Merz, der schon früher für eine deutsche Leitkultur geworben hatte,
sagte, die CDU sei die Partei mit einem «gesunden und maßvollen
Patriotismus». Er fügte hinzu: «Wir sagen Ja zu Deutschland und auch

zu deutschen nationalen Interessen, nicht im Sinne eines
übersteigerten Nationalismus.» Spahn warb für einen «gesunden
Patriotismus, der einlädt. Nicht einer, der ausgrenzt».

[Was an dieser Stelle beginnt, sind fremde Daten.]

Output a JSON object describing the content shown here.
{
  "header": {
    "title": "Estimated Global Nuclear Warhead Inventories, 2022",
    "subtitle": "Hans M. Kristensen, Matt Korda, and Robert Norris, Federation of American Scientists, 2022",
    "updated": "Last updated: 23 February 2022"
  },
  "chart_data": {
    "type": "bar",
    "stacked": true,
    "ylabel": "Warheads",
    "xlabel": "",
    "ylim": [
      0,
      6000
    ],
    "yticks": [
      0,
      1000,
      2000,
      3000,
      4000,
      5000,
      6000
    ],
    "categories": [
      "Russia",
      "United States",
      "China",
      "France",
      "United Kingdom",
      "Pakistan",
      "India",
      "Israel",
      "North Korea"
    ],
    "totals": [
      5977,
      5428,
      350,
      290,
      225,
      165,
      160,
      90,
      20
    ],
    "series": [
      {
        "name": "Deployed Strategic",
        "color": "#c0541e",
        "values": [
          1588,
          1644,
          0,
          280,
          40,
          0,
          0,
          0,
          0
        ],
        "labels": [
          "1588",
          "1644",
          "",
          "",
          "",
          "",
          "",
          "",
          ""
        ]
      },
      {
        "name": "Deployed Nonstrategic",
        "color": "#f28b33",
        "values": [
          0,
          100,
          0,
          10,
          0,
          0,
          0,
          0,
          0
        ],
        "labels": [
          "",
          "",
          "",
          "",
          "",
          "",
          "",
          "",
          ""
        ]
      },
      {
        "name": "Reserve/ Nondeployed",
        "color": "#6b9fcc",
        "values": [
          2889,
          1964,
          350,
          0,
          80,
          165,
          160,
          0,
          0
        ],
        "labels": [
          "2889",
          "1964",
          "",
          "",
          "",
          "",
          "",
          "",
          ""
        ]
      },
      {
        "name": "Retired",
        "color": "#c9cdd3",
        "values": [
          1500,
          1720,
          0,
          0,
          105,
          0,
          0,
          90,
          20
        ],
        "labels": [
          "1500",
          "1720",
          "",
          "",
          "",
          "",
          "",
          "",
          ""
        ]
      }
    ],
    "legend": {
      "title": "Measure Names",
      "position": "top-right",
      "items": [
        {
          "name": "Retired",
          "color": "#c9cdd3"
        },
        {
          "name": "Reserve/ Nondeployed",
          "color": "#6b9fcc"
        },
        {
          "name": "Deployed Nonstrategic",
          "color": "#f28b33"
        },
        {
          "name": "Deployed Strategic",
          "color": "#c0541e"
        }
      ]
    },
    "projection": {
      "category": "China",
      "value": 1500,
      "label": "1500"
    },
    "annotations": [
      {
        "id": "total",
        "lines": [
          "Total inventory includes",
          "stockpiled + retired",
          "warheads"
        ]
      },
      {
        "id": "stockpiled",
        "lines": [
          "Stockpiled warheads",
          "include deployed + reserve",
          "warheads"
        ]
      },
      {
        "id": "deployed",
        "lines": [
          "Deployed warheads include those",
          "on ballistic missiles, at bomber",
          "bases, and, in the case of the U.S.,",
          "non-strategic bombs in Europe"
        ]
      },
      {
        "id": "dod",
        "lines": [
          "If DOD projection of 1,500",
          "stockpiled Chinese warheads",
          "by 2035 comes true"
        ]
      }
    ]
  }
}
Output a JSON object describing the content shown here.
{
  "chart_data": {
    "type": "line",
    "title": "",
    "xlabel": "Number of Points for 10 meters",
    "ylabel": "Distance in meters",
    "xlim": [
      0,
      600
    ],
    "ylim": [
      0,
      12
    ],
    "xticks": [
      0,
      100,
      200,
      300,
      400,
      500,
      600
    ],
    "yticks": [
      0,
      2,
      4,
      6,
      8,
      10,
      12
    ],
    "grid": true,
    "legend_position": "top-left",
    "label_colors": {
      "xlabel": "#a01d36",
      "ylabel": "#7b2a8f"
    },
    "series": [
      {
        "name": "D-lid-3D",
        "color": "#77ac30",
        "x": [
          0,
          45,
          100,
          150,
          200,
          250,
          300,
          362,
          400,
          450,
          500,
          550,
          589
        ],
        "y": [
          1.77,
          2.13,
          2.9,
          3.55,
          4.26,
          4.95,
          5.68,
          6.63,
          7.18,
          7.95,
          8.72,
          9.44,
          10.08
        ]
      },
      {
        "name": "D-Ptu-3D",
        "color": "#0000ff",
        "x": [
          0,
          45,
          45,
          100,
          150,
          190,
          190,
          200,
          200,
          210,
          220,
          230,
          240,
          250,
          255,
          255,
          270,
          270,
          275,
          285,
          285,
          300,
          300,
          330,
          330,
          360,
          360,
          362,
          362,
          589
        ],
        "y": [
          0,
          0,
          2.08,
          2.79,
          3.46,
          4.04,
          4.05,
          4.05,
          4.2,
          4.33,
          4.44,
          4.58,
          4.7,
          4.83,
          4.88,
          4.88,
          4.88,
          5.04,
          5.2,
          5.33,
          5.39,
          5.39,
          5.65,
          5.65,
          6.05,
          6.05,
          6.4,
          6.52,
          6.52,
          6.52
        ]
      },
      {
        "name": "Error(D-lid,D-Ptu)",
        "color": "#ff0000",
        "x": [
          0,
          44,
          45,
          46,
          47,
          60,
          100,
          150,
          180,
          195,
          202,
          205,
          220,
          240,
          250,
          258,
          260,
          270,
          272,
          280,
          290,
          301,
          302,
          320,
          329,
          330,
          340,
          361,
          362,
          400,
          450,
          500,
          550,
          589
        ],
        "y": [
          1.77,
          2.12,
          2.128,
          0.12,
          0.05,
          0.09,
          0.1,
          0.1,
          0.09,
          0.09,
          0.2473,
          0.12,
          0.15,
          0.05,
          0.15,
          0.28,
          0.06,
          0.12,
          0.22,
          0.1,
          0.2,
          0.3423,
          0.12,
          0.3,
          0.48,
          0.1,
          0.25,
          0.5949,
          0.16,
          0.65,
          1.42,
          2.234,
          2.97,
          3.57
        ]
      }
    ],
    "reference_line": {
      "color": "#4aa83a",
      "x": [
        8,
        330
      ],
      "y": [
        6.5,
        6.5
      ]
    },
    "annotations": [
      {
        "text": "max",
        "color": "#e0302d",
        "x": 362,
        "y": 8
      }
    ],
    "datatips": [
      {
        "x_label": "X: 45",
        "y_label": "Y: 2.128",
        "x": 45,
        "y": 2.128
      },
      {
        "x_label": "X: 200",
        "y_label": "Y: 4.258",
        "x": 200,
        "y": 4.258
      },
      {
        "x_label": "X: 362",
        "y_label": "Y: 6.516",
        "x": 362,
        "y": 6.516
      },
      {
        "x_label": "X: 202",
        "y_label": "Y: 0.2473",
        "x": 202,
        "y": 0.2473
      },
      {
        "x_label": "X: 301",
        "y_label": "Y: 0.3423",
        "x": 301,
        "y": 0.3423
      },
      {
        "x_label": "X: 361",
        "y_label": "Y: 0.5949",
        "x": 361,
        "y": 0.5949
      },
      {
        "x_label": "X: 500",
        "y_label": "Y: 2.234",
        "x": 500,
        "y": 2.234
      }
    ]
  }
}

Kramp-Karrenbauer gab als Ziel aus, die Union als Vorsitzende wieder
zu Wahlergebnissen von 40 Prozent zu führen. «An der Hürde werden wir

uns messen lassen.» Die Union hatte mit Merkel an der Spitze bei der
Bundestagswahl vor über einem Jahr nur 32,9 Prozent erreicht - und
damit das zweitschlechteste Ergebnis seit 1949. Derzeit liegt die
Union in Umfragen bei rund 26 Prozent.

Merz bekräftigte, der Abwärtstrend der CDU müsse gestoppt und
umgekehrt werden. Hintergrund der Talfahrt sei, dass die Klarheit der
CDU-Positionen in den vergangenen Jahren gelitten habe. Er
versicherte, er strebe als neuer CDU-Chef nicht das Ende der großen
Koalition an. «Es gibt überhaupt keinen Grund, über Neuwahlen zu
spekulieren.» Er fügte hinzu: «Wir haben eine gewählte Regierung.
»

Merz und Spahn attackierten auch die Grünen, die in Umfragen derzeit
bei über 20 Prozent liegen. Es sei eine «Doppelmoral», wenn die
Grünen die Rodung des Hambacher Forsts für den Braunkohletagebau
mitbeschließen, sich aber dann an Bäume ketteten, sagte Spahn. Merz
sagte dazu: «Die Grünen müssen ihr Verhältnis zum Gewaltmonopol
dieses Staates klären.»

Spahn sagte voraus, die Menschen müssten sich darauf einstellen,
künftig noch später in Rente zu gehen. «Mit der steigenden
Lebenserwartung muss auch das Renteneintrittsalter ab 2030 weiter
steigen.» Bisher wird das Renteneintrittsalter stufenweise bis zum
Jahr 2029 angehoben. Ab dem Geburtsjahrgang 1964 ist es 67.